Stasis Theory for Teamwork
This resource provides an overview of stasis theory and what you can do with it to help you conduct research, compose documents, and work in teams.
Last Edited: 2010-04-17 05:25:27
Stasis theory can also help writers work together in teams to build common ground and solve problems. When used as a process for talking through information related to a writing topic, the stasis questions can help teams generate and continue dialogue so that consensus may be reached - so that team members may achieve stasis with one another.
For example, if students are working with other writers to compose a report on racism in America, different team members might disagree about which actions are considered racist. Here is a sample dialogue from a team meeting where a group is working through their report on racism in America:
"Flying the Confederate battle flag is racist."
"Flying the Confederate battle flag is not racist."
"Yes, it is because it represents the Confederate states that supported slavery, and it's generally accepted that slavery in America was racist."
"Flying the Confederate battle flag is not racist, because it's a part of American history and Southern heritage."
These two team members disagree about whether or not flying the Confederate battle flag is a racist act.
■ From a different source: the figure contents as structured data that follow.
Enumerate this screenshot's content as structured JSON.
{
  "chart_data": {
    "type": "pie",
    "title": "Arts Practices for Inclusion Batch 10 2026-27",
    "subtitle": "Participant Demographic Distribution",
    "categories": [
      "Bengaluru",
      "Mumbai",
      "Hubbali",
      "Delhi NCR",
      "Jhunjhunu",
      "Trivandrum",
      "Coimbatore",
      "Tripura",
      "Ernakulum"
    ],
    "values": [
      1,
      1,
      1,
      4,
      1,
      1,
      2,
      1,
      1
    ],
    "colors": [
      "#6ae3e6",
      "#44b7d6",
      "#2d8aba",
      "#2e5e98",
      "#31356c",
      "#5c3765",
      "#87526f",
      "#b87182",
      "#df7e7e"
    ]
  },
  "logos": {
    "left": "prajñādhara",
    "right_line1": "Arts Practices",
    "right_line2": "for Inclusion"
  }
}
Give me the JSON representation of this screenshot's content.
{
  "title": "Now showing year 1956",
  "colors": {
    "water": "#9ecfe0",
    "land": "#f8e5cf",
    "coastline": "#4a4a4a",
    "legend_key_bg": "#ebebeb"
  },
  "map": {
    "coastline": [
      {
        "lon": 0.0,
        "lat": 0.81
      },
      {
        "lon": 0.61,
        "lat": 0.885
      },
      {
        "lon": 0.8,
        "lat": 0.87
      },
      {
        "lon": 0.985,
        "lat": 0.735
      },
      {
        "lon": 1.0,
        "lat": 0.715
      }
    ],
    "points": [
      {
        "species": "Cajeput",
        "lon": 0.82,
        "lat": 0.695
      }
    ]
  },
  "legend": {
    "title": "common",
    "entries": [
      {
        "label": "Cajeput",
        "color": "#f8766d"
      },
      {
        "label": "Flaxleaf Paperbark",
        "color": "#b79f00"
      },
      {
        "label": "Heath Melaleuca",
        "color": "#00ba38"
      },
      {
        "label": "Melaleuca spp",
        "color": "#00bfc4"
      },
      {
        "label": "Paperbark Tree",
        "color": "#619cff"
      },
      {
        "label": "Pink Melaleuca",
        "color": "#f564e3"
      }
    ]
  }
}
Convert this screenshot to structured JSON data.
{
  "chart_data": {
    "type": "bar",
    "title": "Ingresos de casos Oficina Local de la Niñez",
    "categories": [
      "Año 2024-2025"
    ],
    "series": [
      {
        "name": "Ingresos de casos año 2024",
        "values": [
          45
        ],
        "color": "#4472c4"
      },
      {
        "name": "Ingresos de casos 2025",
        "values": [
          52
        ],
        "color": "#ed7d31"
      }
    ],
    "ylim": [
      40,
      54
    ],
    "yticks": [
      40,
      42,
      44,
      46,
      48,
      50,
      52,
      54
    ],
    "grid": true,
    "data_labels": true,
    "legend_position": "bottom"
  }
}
This sort of disagreement might lead to a complete breakdown of group work if common ground is not built.
In this example, the team members go on to agree that people still exhibit the Confederate battle flag (fact) on their vehicles and on their clothes, but that the flag is also displayed in museums (fact). They go on to agree that the issue is still very important to some people since a number of American states have recently debated the flag in legislatures and assemblies (quality).
Moreover, group members note that a number of legal suits have been filed for and against the display of the flag in public places, so it's clear the issue still matters to a lot of people (quality).
In this sense, the team members have achieved stasis on two of the four stases - fact (people still display the flag, though in different places) and quality (it's a very important issue). Where the team members disagree, however, is in the stases of definition (is the display of the flag "racist") and policy (what should we do about this?).
Thinking about this disagreement using stasis theory allows people to build common ground so that parties who disagree can move toward resolution and action even if they can't agree on all levels. For example, team members who disagree about whether or not flying the Confederate battle flag is racist might still be able to agree on what to do about it.
"Ok, we disagree about whether flying the flag is racist, but we can agree that flying the flag is probably protected under the First Amendment to the United States Constitution, that flying the flag is protected by our freedom of speech."
"So, people are free to display the flag on their vehicles, on their clothes, and on their property, as well as in museums. But, state legislatures and assemblies will have to debate and vote on whether or not the flag can be displayed on publicly funded property or in public symbols, such as state flags and seals."
"That sounds pretty democratic. Sure."
Not every team situation is going to end this amicably; however, by using the stasis questions to help keep the dialogue going - on a reasonable course - team members can find common ground and work toward action that is acceptable to most, if not all, of the group members.
Brizee, Allen H. “Stasis Theory as a Strategy for Workplace Teaming and Decision Making.” Journal of Technical Writing and Communication 38.4 (2008): 363-385.
Johnson-Sheehan, Richard. Writing Proposals: Rhetoric for Managing Change, 2nd ed. New York: Longman, 2007.